De plus, ils sont essentiels afin de protéger les salariés des dangers liés à la manipulation des charges. Ces accessoires garantissent que l’élément est maintenu de manière sûre et contrôlée tout au long des opérations de levage.
Dès lors que l’utilisation de ces équipements est correctement encadrée, les risques d’accidents liés à une rupture, une chute, un renversement ou une collision sont grandement réduits.
Nous retrouvons des équipements de levage sur les chantiers de construction, dans des environnements industriels, maritimes ou dans tous types d’ateliers.
En effet, nous pouvons décliner plusieurs catégories d’accessoires de levage en fonction des usages. Pour simplifier, nous avons relevé 3 catégories distinctes.
Tout d’abord, nous retrouvons les élingues qui sont probablement les accessoires de levage les plus couramment utilisés. Elles possèdent différentes formes et sont fabriquées à partir de divers matériaux. Il existe 3 types d’élingues :

Les élingues chaînes
Elles sont très robustes et résistent à l’usure. Elles sont conçues pour la manutention de charges lourdes. Les élingues chaînes peuvent être utilisées sans détérioration dans des environnements où la température est élevée.
Elles résisteront également à de nombreux produits chimiques. Ces élingues sont composées d’une multitude de maillons individuels, ce qui les rend plus flexibles. Plusieurs configurations sont possibles avec la manipulation à un brin ou à 4 brins.
Les élingues textiles
Elles sont facilement maniables et polyvalentes. Elles sont fabriquées à partir de tissu synthétique comme le polyester, ce qui lui confère de la solidité et de la flexibilité. Elles sont légères et permettent de manipuler des charges fragiles en minimisant les risques d’endommagement. Leur souplesse et élasticité augmentent la capacité d’absorption des chocs.
Aussi, ce sont les élingues les plus avantageuses en termes de stockage. Il existe plusieurs formes d’élingues textiles : élingues rondes, élingues plates, élingues sans fin, etc. Par ailleurs, elles possèdent différentes couleurs afin d’identifier facilement la charge maximale d’utilisation (CMU).


Les élingues câbles
Elles sont résistantes et durables.
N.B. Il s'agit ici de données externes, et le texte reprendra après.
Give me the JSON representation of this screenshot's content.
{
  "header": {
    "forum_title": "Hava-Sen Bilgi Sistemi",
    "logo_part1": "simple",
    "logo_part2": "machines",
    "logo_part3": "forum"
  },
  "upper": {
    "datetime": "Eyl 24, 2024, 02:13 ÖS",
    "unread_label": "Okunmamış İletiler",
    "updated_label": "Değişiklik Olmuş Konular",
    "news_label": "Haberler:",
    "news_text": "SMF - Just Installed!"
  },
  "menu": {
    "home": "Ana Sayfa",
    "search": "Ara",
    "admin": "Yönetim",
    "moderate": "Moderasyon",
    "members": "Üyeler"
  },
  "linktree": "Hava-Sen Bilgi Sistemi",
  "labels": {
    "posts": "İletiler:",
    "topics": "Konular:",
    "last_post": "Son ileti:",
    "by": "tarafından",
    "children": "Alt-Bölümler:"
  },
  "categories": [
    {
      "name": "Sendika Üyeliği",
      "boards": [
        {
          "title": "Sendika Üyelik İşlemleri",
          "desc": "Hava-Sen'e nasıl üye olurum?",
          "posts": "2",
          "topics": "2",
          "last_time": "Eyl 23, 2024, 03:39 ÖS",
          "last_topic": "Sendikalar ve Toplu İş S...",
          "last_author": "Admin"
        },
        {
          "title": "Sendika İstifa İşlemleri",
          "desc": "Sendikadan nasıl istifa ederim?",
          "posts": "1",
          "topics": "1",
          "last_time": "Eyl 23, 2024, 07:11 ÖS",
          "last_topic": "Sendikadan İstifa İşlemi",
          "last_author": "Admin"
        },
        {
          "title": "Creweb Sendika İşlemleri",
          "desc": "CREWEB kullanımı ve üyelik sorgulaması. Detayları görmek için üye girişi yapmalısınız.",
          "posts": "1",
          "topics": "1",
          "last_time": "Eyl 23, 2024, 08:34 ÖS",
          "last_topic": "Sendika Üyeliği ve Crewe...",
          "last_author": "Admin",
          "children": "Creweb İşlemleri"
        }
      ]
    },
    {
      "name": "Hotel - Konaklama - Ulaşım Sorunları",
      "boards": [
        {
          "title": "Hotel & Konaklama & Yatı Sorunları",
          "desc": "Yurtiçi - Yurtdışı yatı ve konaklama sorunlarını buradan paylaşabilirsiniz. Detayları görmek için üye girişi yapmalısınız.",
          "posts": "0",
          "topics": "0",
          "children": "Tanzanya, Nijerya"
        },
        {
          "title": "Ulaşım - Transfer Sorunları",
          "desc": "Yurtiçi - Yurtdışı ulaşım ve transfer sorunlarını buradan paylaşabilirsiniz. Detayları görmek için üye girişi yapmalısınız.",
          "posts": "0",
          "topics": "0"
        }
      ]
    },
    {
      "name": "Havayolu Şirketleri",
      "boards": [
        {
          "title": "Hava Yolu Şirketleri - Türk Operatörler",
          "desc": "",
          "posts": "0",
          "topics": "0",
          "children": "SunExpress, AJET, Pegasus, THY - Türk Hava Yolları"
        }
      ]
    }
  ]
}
Elles sont fabriquées à partir de plusieurs fils d’acier entrelacés ce qui lui offre une capacité de charge importante tout en gardant une certaine flexibilité. Les élingues câbles, par leur nature, peuvent résister à la chaleur ainsi qu’au projection chimiques.
Ensuite, nous retrouvons ce que nous appelons les petits équipements de levage. Ces accessoires sont souvent le connecteur de l’engin de levage à l’élingue d’un côté et de la charge à lever à l’élingue de l’autre.
Ils sont également utilisés seuls pour faire la liaison dans le matériel de levage et la charge. Nous pouvons énumérer les manilles, mains de levage, clés de levage, crochets (crochets à œil, crochets à linguet, crochets à émerillon, etc.), anneaux, etc. Ces accessoires de levage peuvent être vissés, articulés, accrochés ou soudés afin de créer des points de fixation.
En troisième lieu, nous retrouvons des accessoires de levage spécifiques. Ils sont conçus afin de répondre à des besoins plus précis. C’est-à-dire qu’ils s’adaptent à la nature, à la forme et aux exigences de la charge à lever.
Les palonniers permettent de répartir la charge sur plusieurs points d’ancrage et ainsi effectuer un levage équilibré. Cela s’adapte parfaitement à des poutres aciers ou des containers.
Les pinces de levage auto-serrantes permettent de saisir des objets sans énergie grâce à l’énergie mécanique. Il existe une multitude de pinces : pinces à fût, pinces à tôle, pinces à regard, etc.
Les aimants sont utilisés pour déplacer plaques de fer, d’acier ou autres métaux ferreux. Quant aux ventouses, elles se collent aux surfaces lisses comme les panneaux en verre ou les plaques en plastique.
Cette liste d’accessoires de levage n’est pas exhaustive, il en existe une grande variété adaptée à tous types d’activités (potence, cric ciseau, etc.)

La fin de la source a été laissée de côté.